For the types of quest interactions with the party, I'd image events playing out like that Doctor Who episode "The Doctor's Wife", every now and it just spouts out a line or comment that seems like utter nonsense, but a few sessions later was actually the answer to a riddle or puzzle, or is a key piece of information to an even the players haven't even come across yet. Or it plans out things like Prismo from Adventure Time (episode "Dream Trap" for example). Mix in some referencing comments to events earlier in the campaign so the players get a subtle hint that this being isn't just seeing the 'current' time.

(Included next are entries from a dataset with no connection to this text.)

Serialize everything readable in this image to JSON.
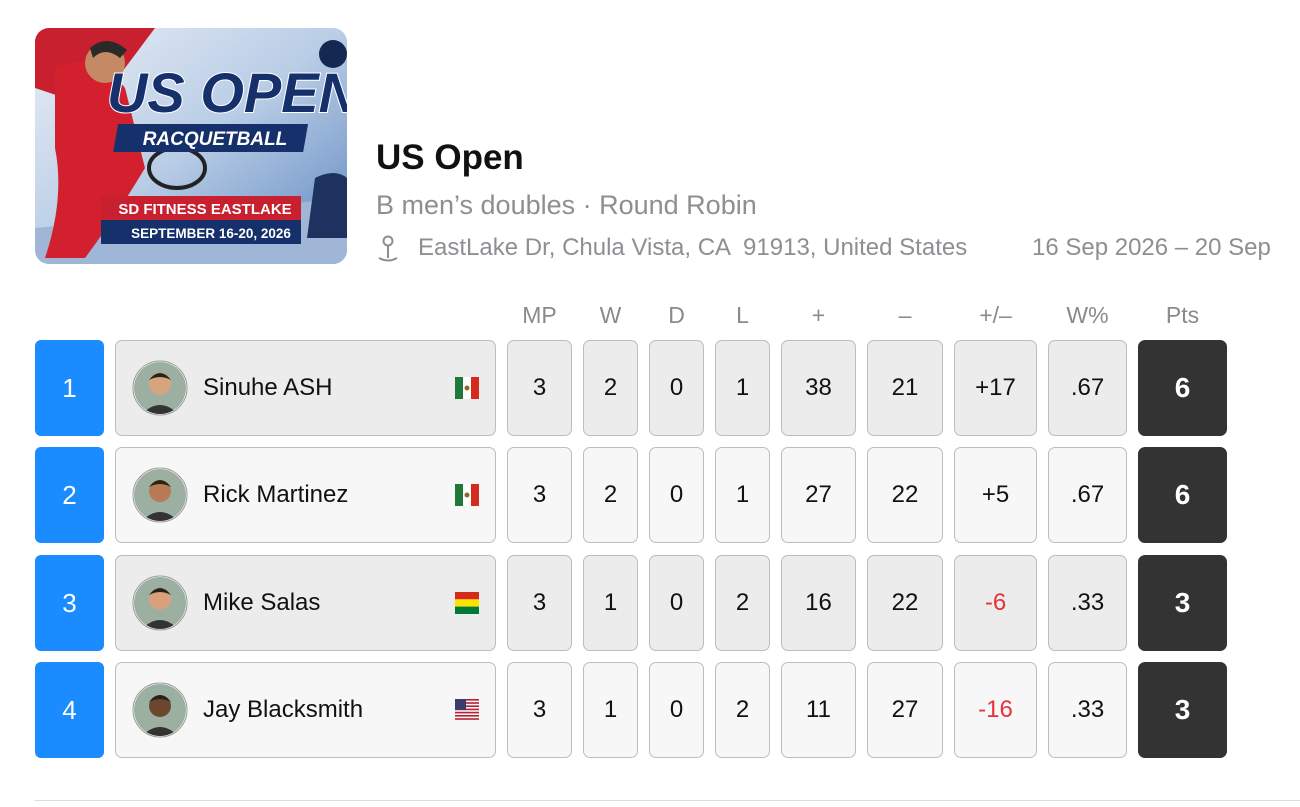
{
  "header": {
    "logo": {
      "title": "US OPEN",
      "subtitle": "RACQUETBALL",
      "venue": "SD FITNESS EASTLAKE",
      "dates": "SEPTEMBER 16-20, 2026"
    },
    "title": "US Open",
    "subtitle": "B men’s doubles · Round Robin",
    "location": "EastLake Dr, Chula Vista, CA  91913, United States",
    "dates": "16 Sep 2026 – 20 Sep"
  },
  "table": {
    "columns": [
      "MP",
      "W",
      "D",
      "L",
      "+",
      "–",
      "+/–",
      "W%",
      "Pts"
    ],
    "rows": [
      {
        "rank": 1,
        "name": "Sinuhe ASH",
        "flag": "mx",
        "stats": [
          3,
          2,
          0,
          1,
          38,
          21,
          "+17",
          ".67",
          6
        ]
      },
      {
        "rank": 2,
        "name": "Rick Martinez",
        "flag": "mx",
        "stats": [
          3,
          2,
          0,
          1,
          27,
          22,
          "+5",
          ".67",
          6
        ]
      },
      {
        "rank": 3,
        "name": "Mike Salas",
        "flag": "bo",
        "stats": [
          3,
          1,
          0,
          2,
          16,
          22,
          "-6",
          ".33",
          3
        ]
      },
      {
        "rank": 4,
        "name": "Jay Blacksmith",
        "flag": "us",
        "stats": [
          3,
          1,
          0,
          2,
          11,
          27,
          "-16",
          ".33",
          3
        ]
      }
    ]
  }
}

As for what the entity wants... Something new. It wants to witness something entirely new to its conceptual understanding of reality. Not caused by causality, but a true paradox in events, where something exists that shouldn't, and can't be traced back to any defining event that set it in motion. Maybe the players never encounter this thing, and it never exists, but to a being that sees the whole of time in an interconnecting thread of causality, it is the only thing worth desiring.

Kaptin Keen
2018-12-20, 02:22 AM
Hm ... how about ...

It's only trapped because it wants to be free. See? It can't escape, because it wants to, and that makes the causality linear, and we can't have that. Maybe it could - but it is unwilling to submit to such low and unworthy tactics.

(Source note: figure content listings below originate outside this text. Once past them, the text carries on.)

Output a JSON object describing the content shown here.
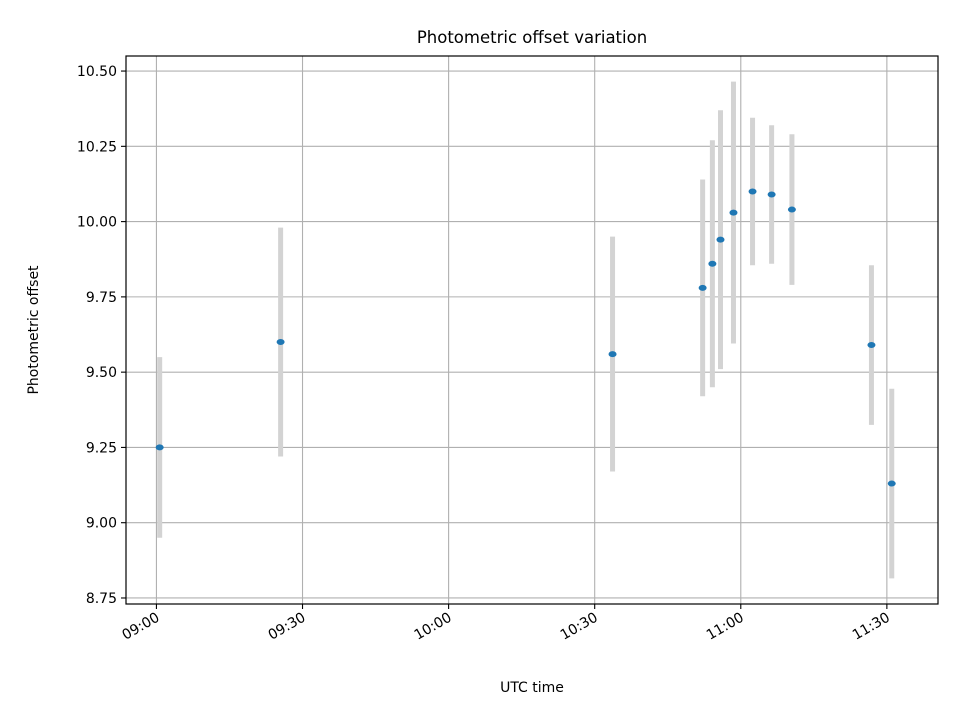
{
  "chart_data": {
    "type": "scatter",
    "title": "Photometric offset variation",
    "xlabel": "UTC time",
    "ylabel": "Photometric offset",
    "x_ticks": [
      "09:00",
      "09:30",
      "10:00",
      "10:30",
      "11:00",
      "11:30"
    ],
    "y_ticks": [
      "8.75",
      "9.00",
      "9.25",
      "9.50",
      "9.75",
      "10.00",
      "10.25",
      "10.50"
    ],
    "xlim": [
      "08:53:45",
      "11:40:30"
    ],
    "ylim": [
      8.73,
      10.55
    ],
    "grid": true,
    "points": [
      {
        "x": "09:00:40",
        "y": 9.25,
        "err": 0.3
      },
      {
        "x": "09:25:30",
        "y": 9.6,
        "err": 0.38
      },
      {
        "x": "10:33:40",
        "y": 9.56,
        "err": 0.39
      },
      {
        "x": "10:52:10",
        "y": 9.78,
        "err": 0.36
      },
      {
        "x": "10:54:10",
        "y": 9.86,
        "err": 0.41
      },
      {
        "x": "10:55:50",
        "y": 9.94,
        "err": 0.43
      },
      {
        "x": "10:58:30",
        "y": 10.03,
        "err": 0.435
      },
      {
        "x": "11:02:25",
        "y": 10.1,
        "err": 0.245
      },
      {
        "x": "11:06:20",
        "y": 10.09,
        "err": 0.23
      },
      {
        "x": "11:10:30",
        "y": 10.04,
        "err": 0.25
      },
      {
        "x": "11:26:50",
        "y": 9.59,
        "err": 0.265
      },
      {
        "x": "11:31:00",
        "y": 9.13,
        "err": 0.315
      }
    ],
    "colors": {
      "marker": "#1f77b4",
      "errorbar": "#d3d3d3",
      "grid": "#b0b0b0"
    }
  }
}
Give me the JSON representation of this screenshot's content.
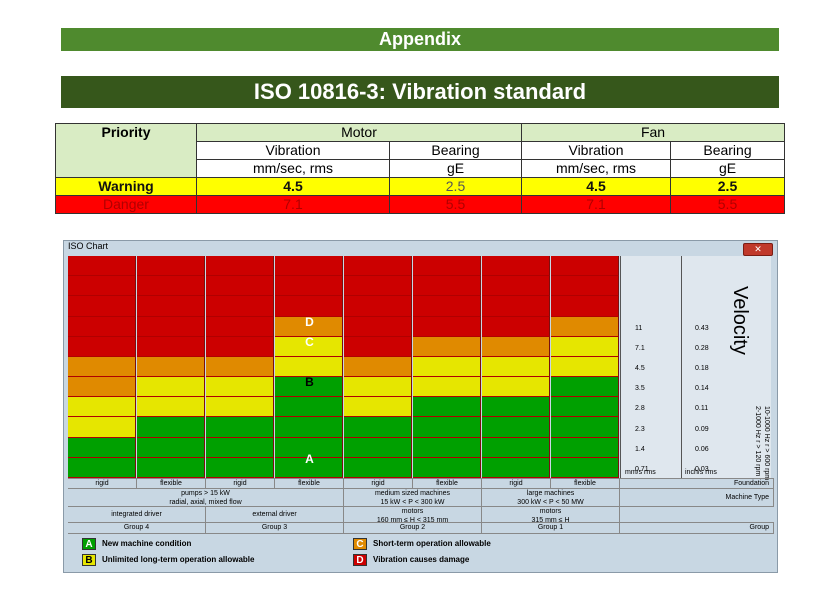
{
  "banners": {
    "appendix": "Appendix",
    "title": "ISO 10816-3: Vibration standard"
  },
  "priority_table": {
    "priority": "Priority",
    "motor": "Motor",
    "fan": "Fan",
    "vibration": "Vibration",
    "bearing": "Bearing",
    "vib_unit": "mm/sec, rms",
    "bear_unit": "gE",
    "rows": [
      {
        "label": "Warning",
        "motor_vib": "4.5",
        "motor_bear": "2.5",
        "fan_vib": "4.5",
        "fan_bear": "2.5"
      },
      {
        "label": "Danger",
        "motor_vib": "7.1",
        "motor_bear": "5.5",
        "fan_vib": "7.1",
        "fan_bear": "5.5"
      }
    ],
    "colors": {
      "header": "#d9ecc4",
      "warning": "#ffff00",
      "danger": "#ff0000"
    }
  },
  "iso_chart": {
    "window_title": "ISO Chart",
    "close_label": "✕",
    "zone_colors": {
      "A": "#00a000",
      "B": "#e6e600",
      "C": "#e08a00",
      "D": "#cc0000"
    },
    "zone_labels": {
      "A": "A",
      "B": "B",
      "C": "C",
      "D": "D"
    },
    "velocity_label": "Velocity",
    "freq_label_1": "10-1000 Hz r > 600 rpm",
    "freq_label_2": "2-1000 Hz r > 120 rpm",
    "mm_ticks": [
      "11",
      "7.1",
      "4.5",
      "3.5",
      "2.8",
      "2.3",
      "1.4",
      "0.71"
    ],
    "inch_ticks": [
      "0.43",
      "0.28",
      "0.18",
      "0.14",
      "0.11",
      "0.09",
      "0.06",
      "0.03"
    ],
    "mm_unit": "mm/s rms",
    "inch_unit": "inch/s rms",
    "foundations": [
      "rigid",
      "flexible",
      "rigid",
      "flexible",
      "rigid",
      "flexible",
      "rigid",
      "flexible"
    ],
    "foundation_label": "Foundation",
    "machine_types": [
      {
        "line1": "pumps > 15 kW",
        "line2": "radial, axial, mixed flow"
      },
      {
        "line1": "medium sized machines",
        "line2": "15 kW < P < 300 kW"
      },
      {
        "line1": "large machines",
        "line2": "300 kW < P < 50 MW"
      }
    ],
    "machine_type_label": "Machine Type",
    "drivers": [
      "integrated driver",
      "external driver"
    ],
    "motors": [
      {
        "line1": "motors",
        "line2": "160 mm ≤ H < 315 mm"
      },
      {
        "line1": "motors",
        "line2": "315 mm ≤ H"
      }
    ],
    "groups": [
      "Group 4",
      "Group 3",
      "Group 2",
      "Group 1"
    ],
    "group_label": "Group",
    "columns_zones": [
      [
        "D",
        "D",
        "D",
        "D",
        "D",
        "C",
        "C",
        "B",
        "B",
        "A",
        "A"
      ],
      [
        "D",
        "D",
        "D",
        "D",
        "D",
        "C",
        "B",
        "B",
        "A",
        "A",
        "A"
      ],
      [
        "D",
        "D",
        "D",
        "D",
        "D",
        "C",
        "B",
        "B",
        "A",
        "A",
        "A"
      ],
      [
        "D",
        "D",
        "D",
        "C",
        "B",
        "B",
        "A",
        "A",
        "A",
        "A",
        "A"
      ],
      [
        "D",
        "D",
        "D",
        "D",
        "D",
        "C",
        "B",
        "B",
        "A",
        "A",
        "A"
      ],
      [
        "D",
        "D",
        "D",
        "D",
        "C",
        "B",
        "B",
        "A",
        "A",
        "A",
        "A"
      ],
      [
        "D",
        "D",
        "D",
        "D",
        "C",
        "B",
        "B",
        "A",
        "A",
        "A",
        "A"
      ],
      [
        "D",
        "D",
        "D",
        "C",
        "B",
        "B",
        "A",
        "A",
        "A",
        "A",
        "A"
      ]
    ],
    "legend": [
      {
        "letter": "A",
        "text": "New machine condition"
      },
      {
        "letter": "B",
        "text": "Unlimited long-term operation allowable"
      },
      {
        "letter": "C",
        "text": "Short-term operation allowable"
      },
      {
        "letter": "D",
        "text": "Vibration causes damage"
      }
    ]
  }
}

So what it wants is for the players to give it a reason to remain trapped. So that it can randomly disregard that reason, and free itself. A loophole.

That ... just moves the problem: What does it want?

I dunno, maybe it enjoys a piece of art painted by a raving lunatic - then you destroy the painting, only to trap it at the very last instance of it's existance, in the same bubble. Propably too convoluted, too hard to convey as a solution.

Maybe a loophole within a loophole: Maybe you can just reason it out? So, you can't escape because that would be linear - but doesn't that mean that you now want to remain trapped? And then, that's linear, and the only way to break that is to escape!

Very convoluted. Good luck =)

Seto
2018-12-21, 01:59 PM
It wants wherefore to desire above from beyond, in order to.

In less alien terms, I agree with the people who think that "wanting" is outside its realm. Would make him too relatable. If you're married to the idea, inverted causality is easy and we CAN wrap our heads around it. It wants to shape our own reality into something that he understands better. It wants dogs to breed cats, fires to extinguish water, it wants rocks to heat the Sun, and the living to be born from the grave. Our brains tend to be creeped out by things that violate the natural order, and causality is a pillar of it. You can adjust the phenomena to make them more or less disturbing, from standard heroic fantasy apocalypse to full on horror.